ORDERED and ADJUDGED that the Petition is granted, and the Arbitration Award is vacated.

This constitutes the decision and order of this Court.

Dated: April 1, 2015____________________________

Hon. Michael L. Katz

J.C.C.

Footnotes

Footnote 1:Five of the parallel claims are the subject of nearly identical motions filed under Index Numbers 029968/14, 029971/14, 029972/14, 029973/14, and 029974/14.

Footnote 2:Mr. Anikeyev acknowledged on the record before the Hon. J. Paul Oetken, a Judge of the United States District Court, Southern District of New York, that he had “submitted bills through mail to various insurance companies for acupuncture services which [he] knew were false. Some of these mailings were to insurance companies located in Manhattan, New York. These bills requested payments for health care services for time periods in excess of the actual time period the patient spent with acupuncturist.” He further admitted that he committed these actions “with intent to obtain money from various insurance companies which was not rightfully [his].”

Footnote 3:The arbitrator considered factors discussed in Andrew Carothers, M.D., P.C. v Progressive Ins.
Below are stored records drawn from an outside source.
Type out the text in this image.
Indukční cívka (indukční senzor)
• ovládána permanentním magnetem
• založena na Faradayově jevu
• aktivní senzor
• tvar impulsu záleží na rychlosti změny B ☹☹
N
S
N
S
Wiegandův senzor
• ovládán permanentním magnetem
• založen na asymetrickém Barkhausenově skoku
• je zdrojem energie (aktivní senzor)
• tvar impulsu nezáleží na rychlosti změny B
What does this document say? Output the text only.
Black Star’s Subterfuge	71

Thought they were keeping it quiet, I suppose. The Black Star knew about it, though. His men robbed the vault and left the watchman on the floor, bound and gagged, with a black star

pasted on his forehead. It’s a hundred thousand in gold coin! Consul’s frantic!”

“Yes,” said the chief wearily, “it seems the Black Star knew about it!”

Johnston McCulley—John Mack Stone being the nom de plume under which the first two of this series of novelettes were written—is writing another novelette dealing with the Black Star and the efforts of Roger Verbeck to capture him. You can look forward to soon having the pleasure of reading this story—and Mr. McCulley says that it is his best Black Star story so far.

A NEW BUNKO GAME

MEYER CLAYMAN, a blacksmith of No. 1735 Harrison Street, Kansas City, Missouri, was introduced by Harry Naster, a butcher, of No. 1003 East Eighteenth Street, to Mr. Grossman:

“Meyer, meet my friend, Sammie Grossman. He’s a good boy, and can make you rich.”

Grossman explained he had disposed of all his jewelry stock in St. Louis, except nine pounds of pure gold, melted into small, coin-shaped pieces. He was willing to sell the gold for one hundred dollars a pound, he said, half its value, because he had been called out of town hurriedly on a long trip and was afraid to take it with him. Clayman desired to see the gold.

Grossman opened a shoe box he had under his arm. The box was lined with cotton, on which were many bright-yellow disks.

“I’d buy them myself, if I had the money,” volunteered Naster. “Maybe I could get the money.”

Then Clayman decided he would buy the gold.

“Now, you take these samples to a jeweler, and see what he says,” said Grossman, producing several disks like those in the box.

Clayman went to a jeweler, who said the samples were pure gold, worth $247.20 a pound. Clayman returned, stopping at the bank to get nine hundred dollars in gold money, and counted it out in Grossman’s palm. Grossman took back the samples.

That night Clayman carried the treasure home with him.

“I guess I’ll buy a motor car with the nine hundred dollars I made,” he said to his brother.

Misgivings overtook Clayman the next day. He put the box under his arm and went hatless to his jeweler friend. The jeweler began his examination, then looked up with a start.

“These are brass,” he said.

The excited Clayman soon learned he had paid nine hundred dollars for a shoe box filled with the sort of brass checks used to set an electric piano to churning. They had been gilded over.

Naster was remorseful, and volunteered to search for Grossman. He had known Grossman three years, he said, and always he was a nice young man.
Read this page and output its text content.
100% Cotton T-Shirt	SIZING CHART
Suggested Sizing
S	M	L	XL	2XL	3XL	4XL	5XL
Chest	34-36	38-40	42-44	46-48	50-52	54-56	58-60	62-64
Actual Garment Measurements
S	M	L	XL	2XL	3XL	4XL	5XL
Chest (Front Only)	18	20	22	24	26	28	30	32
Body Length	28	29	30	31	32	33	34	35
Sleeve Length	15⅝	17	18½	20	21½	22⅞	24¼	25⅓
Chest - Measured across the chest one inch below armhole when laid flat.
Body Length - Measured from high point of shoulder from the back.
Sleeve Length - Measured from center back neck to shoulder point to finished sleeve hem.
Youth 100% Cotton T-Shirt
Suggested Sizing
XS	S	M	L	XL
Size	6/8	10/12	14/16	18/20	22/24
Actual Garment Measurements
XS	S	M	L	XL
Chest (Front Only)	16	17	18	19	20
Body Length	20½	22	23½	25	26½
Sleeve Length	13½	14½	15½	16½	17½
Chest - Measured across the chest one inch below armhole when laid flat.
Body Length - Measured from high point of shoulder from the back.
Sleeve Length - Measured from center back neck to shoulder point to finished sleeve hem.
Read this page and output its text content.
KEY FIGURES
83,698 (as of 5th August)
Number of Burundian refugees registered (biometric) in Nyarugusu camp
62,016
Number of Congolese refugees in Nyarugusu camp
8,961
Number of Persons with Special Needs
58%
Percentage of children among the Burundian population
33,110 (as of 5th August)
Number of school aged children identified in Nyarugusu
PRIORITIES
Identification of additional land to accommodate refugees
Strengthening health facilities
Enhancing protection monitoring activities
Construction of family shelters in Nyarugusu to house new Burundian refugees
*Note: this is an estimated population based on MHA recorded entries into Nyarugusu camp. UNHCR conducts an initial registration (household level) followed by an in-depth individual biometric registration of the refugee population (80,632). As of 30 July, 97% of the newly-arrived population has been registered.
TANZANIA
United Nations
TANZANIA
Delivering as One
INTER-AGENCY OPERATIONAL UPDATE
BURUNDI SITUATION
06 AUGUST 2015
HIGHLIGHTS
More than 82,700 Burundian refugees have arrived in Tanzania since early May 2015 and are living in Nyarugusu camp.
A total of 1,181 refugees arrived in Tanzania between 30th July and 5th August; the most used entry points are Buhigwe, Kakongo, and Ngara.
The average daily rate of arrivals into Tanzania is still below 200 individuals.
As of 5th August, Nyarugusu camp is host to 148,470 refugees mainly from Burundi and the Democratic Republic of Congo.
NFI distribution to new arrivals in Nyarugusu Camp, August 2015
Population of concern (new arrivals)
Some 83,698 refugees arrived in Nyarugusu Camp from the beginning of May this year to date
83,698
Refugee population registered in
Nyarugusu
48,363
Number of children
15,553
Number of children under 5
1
Co., 42 Misc 3d 30 (App. Term, 2nd Dep’t 2013) in determining whether or not Mr. Anikeyev, who is not a licensed acupuncturist, had exercised substantial control over the professional corporation.

Footnote 4:There is no dispute that New Century was represented by the Tsirelman Law Firm (and not by Gabriel & Shapiro) in the arbitration at issue in this proceeding.

Footnote 5:Country-Wide does not dispute that it was aware that Gabriel & Shapiro represented New Century in various matters, including several cases involving Country-Wide’s current counsel. However, there is no evidence that either Country-Wide or its counsel was aware of any connection between the arbitrator and Gabriel & Shapiro.

Footnote 6:This Court rejects New Century’s argument that this Court must assume that it is a proven fact that Mr. Rosenberger had no conflict simply because AAA (which requires arbitrators to disclose their affiliations) scheduled the hearing.